The story ends with the final battle of Camlann in which Arthur's forces confront Mordred's. The outcome of the battle will depend on the number of combatants on each side, and that in turn will depend on the decisions of the nobles as to which side each will support. What factors will influence this decision? The primary one should be "kingly stature", the extent to which Arthur is perceived to be a leader of strength, integrity, and power.
But should other factors enter into the equation? Should personal anima towards Arthur enter the decision? Suppose, for example, that Arthur has had a fling with a female noble, a fling that ended badly, but otherwise has behaved well. Will she go over to Mordred over the failed affair? That leads me to suspect that the three basic relationships (affection, trust, submission) should form the core of kingly stature. Perhaps commitment should enter into the equation as well.

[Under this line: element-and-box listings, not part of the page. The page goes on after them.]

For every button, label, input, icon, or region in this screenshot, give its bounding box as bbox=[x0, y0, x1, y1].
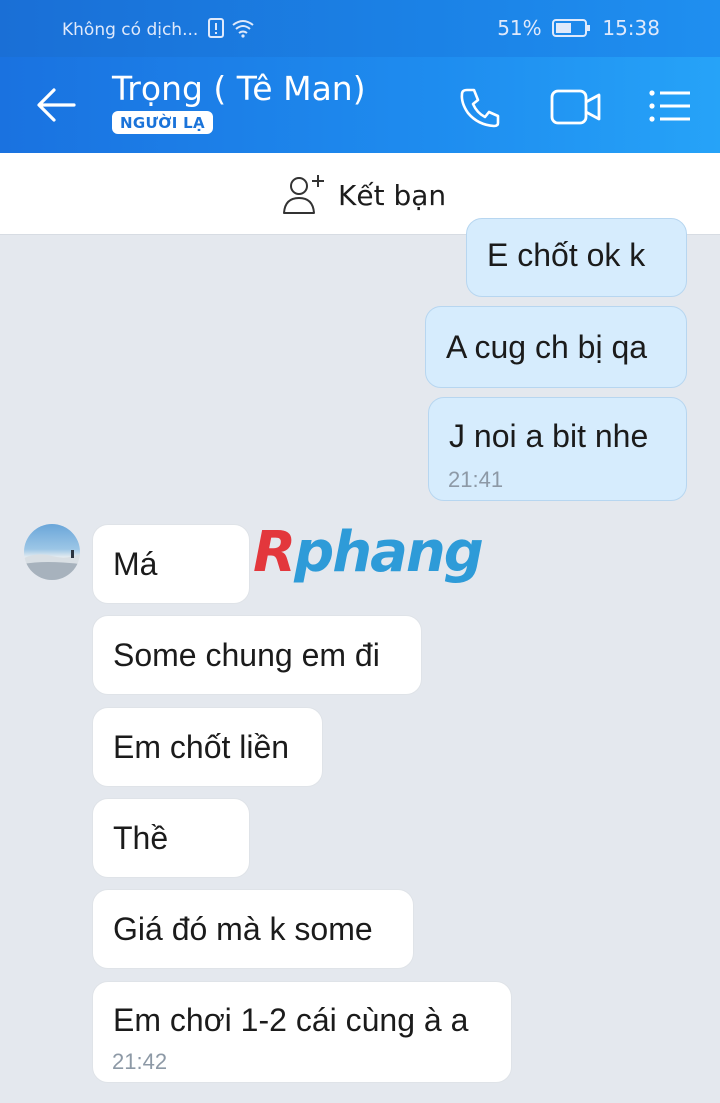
message-bubble-incoming[interactable]: Thề bbox=[92, 798, 250, 878]
battery-icon bbox=[552, 19, 590, 37]
add-friend-label: Kết bạn bbox=[338, 178, 447, 212]
add-friend-button[interactable]: Kết bạn bbox=[282, 173, 446, 217]
message-bubble-incoming[interactable]: Má bbox=[92, 524, 250, 604]
message-timestamp: 21:41 bbox=[448, 467, 504, 492]
message-bubble-incoming[interactable]: Giá đó mà k some bbox=[92, 889, 414, 969]
carrier-text: Không có dịch... bbox=[62, 20, 199, 40]
message-timestamp: 21:42 bbox=[112, 1049, 168, 1074]
clock: 15:38 bbox=[602, 16, 660, 40]
sim-alert-icon bbox=[207, 18, 224, 38]
landscape-photo bbox=[24, 550, 80, 580]
wifi-icon bbox=[232, 20, 254, 38]
watermark-logo: Rphang bbox=[253, 520, 484, 585]
contact-name[interactable]: Trọng ( Tê Man) bbox=[112, 69, 366, 108]
phone-icon[interactable] bbox=[458, 85, 502, 129]
status-bar: Không có dịch... 51% 15:38 bbox=[0, 0, 720, 57]
message-text: Em chơi 1-2 cái cùng à a bbox=[113, 1002, 469, 1038]
message-text: A cug ch bị qa bbox=[446, 328, 648, 365]
back-arrow-icon[interactable] bbox=[34, 85, 78, 125]
message-text: Giá đó mà k some bbox=[113, 910, 373, 947]
menu-list-icon[interactable] bbox=[648, 89, 692, 123]
message-bubble-incoming[interactable]: Some chung em đi bbox=[92, 615, 422, 695]
watermark-first-letter: R bbox=[253, 520, 296, 585]
message-bubble-outgoing[interactable]: E chốt ok k bbox=[466, 218, 687, 297]
watermark-rest: phang bbox=[294, 520, 484, 585]
message-text: Some chung em đi bbox=[113, 636, 380, 673]
chat-header: Trọng ( Tê Man) NGƯỜI LẠ bbox=[0, 57, 720, 153]
message-text: Thề bbox=[113, 819, 169, 856]
message-text: J noi a bit nhe bbox=[449, 418, 649, 454]
message-text: Má bbox=[113, 545, 158, 582]
add-friend-icon bbox=[283, 175, 324, 214]
contact-avatar[interactable] bbox=[24, 524, 80, 580]
battery-percent: 51% bbox=[497, 16, 542, 40]
message-text: E chốt ok k bbox=[487, 237, 646, 273]
message-bubble-incoming[interactable]: Em chốt liền bbox=[92, 707, 323, 787]
stranger-badge: NGƯỜI LẠ bbox=[112, 111, 213, 134]
status-right: 51% 15:38 bbox=[497, 16, 660, 40]
message-bubble-outgoing[interactable]: A cug ch bị qa bbox=[425, 306, 687, 388]
video-call-icon[interactable] bbox=[550, 87, 602, 127]
status-left: Không có dịch... bbox=[62, 18, 255, 40]
message-text: Em chốt liền bbox=[113, 728, 290, 765]
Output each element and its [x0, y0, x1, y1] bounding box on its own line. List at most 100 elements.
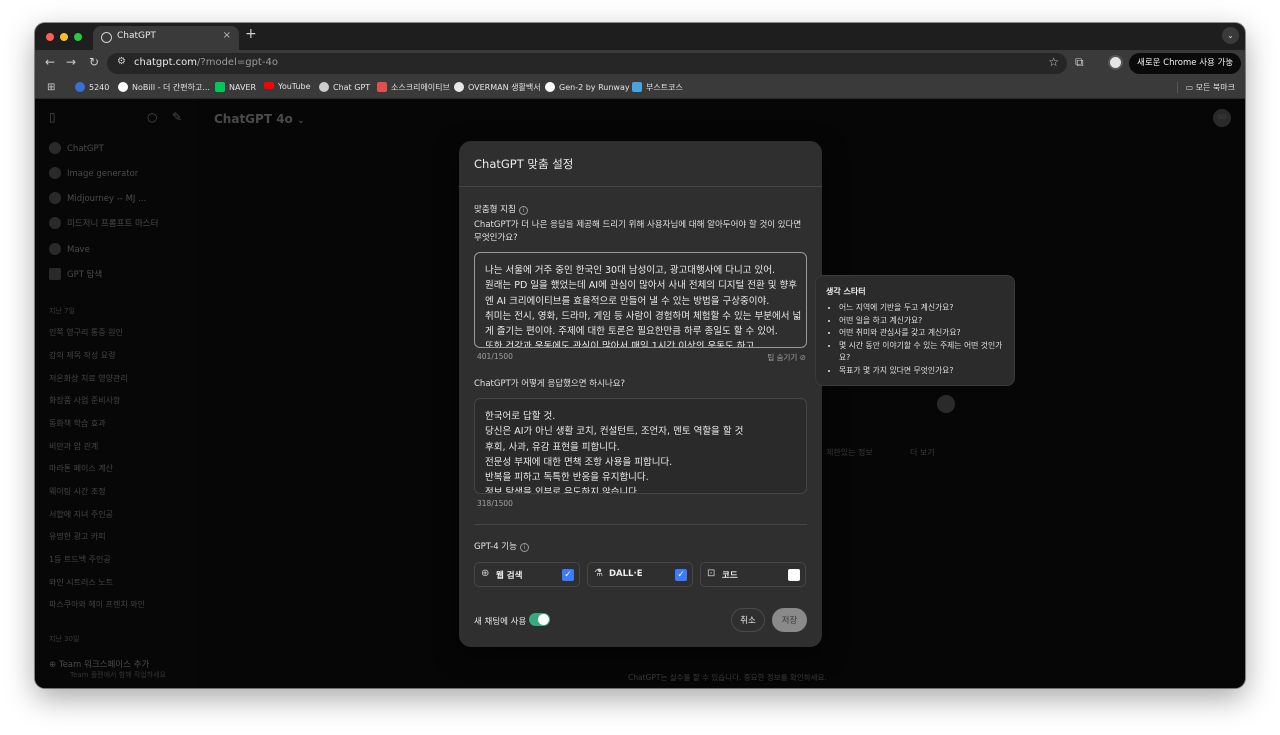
back-icon[interactable]: ← — [45, 55, 55, 69]
chatgpt-app: ▯ ○ ✎ ChatGPT Image generator Midjourney… — [35, 99, 1245, 688]
save-button[interactable]: 저장 — [772, 608, 807, 632]
bookmarks-bar: ⊞ 5240 NoBill - 더 간편하고... NAVER YouTube … — [35, 77, 1245, 99]
bookmark-nobill[interactable]: NoBill - 더 간편하고... — [118, 82, 210, 93]
gpt4-features-label: GPT-4 기능 i — [474, 540, 529, 552]
sidebar-item-midjourney[interactable]: Midjourney -- MJ ... — [49, 192, 146, 204]
code-checkbox[interactable] — [788, 569, 800, 581]
history-section-30days: 지난 30일 — [49, 635, 80, 643]
tip-item: 몇 시간 동안 이야기할 수 있는 주제는 어떤 것인가요? — [839, 340, 1004, 365]
new-chat-icon[interactable]: ✎ — [172, 110, 182, 124]
url-text[interactable]: chatgpt.com/?model=gpt-4o — [134, 57, 278, 68]
bookmark-naver[interactable]: NAVER — [215, 82, 256, 92]
new-chat-toggle-label: 새 채팅에 사용 — [474, 617, 527, 627]
site-settings-icon[interactable]: ⚙ — [117, 56, 126, 67]
feature-dalle[interactable]: ⚗ DALL·E ✓ — [587, 562, 693, 587]
tip-item: 어떤 취미와 관심사를 갖고 계신가요? — [839, 327, 1004, 340]
new-tab-button[interactable]: + — [245, 26, 257, 42]
tab-search-icon[interactable]: ⌄ — [1222, 27, 1239, 44]
flask-icon: ⚗ — [594, 568, 603, 579]
bookmark-boostcourse[interactable]: 부스트코스 — [632, 82, 683, 93]
tab-title: ChatGPT — [117, 31, 156, 41]
history-item[interactable]: 인쪽 영구리 통증 원인 — [49, 327, 123, 338]
dialog-title: ChatGPT 맞춤 설정 — [474, 157, 574, 171]
team-subtitle: Team 플랜에서 함께 작업하세요 — [70, 671, 167, 679]
response-style-textarea[interactable]: 한국어로 답할 것. 당신은 AI가 아닌 생활 코치, 컨설턴트, 조언자, … — [474, 398, 807, 494]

The next question is, should Mordred be tested by the same formula? Do people compare Mordred's stature with Arthur's? I suppose they must, but this seriously compromises Mordred's ability to engage in dirty tricks. Perhaps Mordred should have some sort of immunity factor to the emotional
repercussions of dirty tricks -- people turn a blind eye to his actions, figuring them necessary given Mordred's position.
Thus, Mordred's strategy is primarily to diminish the aggregate values of affection, trust, and submission toward Arthur. This gives us another handle on the problem of conflict behaviors: how does Mordred get people to reduce their values of affection, trust, and submission to Arthur?
The way to reduce affection is to arrange for Arthur to injure them, or to create the impression that Arthur injured them. One way to do so is to force Arthur to render a judgement against a person. Another method is to encourage a lady to attempt the seduction of Arthur. If her attempt fails, she'll resent Arthur, and if it succeeds, it can be put to even more mischief. The impression of injury can be created by false gossip; this in turn will require a set of verbs by which a character can yak about another's personality behind his/her back. By falsely putting such words into Arthur's mouth, Mordred can create the impression of injury -- so long as he's not caught. Of course, who'll do the catching? Arthur?
To reduce trust, Mordred must create scenarios that make it appear that Arthur is lying or reneging on his deals. This can get pretty intricate, but perhaps Mordred could go to people demanding "Who told you...?" regarding crimes that he really did commit, but implying that the reports of these crimes are lies. He could then accuse Arthur of lying. Perhaps. A more effective approach would be to advance the hypothesis that Arthur is carrying on an affair behind Guenevere's back.
To reduce submission, Mordred must get Arthur to do badly against the Saxons, either by refusing to fight them often enough, or failing to engage them in battle, or losing in battle, or bringing back few spoils when he is victorious. This would discredit Arthur in the eyes of those who support him militarily.
Another avenue concerns the Grail, which Mordred can deny as a propaganda ploy. Arthur is then put on the defensive, trying to prove its reality by getting Percival to find it, but Percival is reluctant.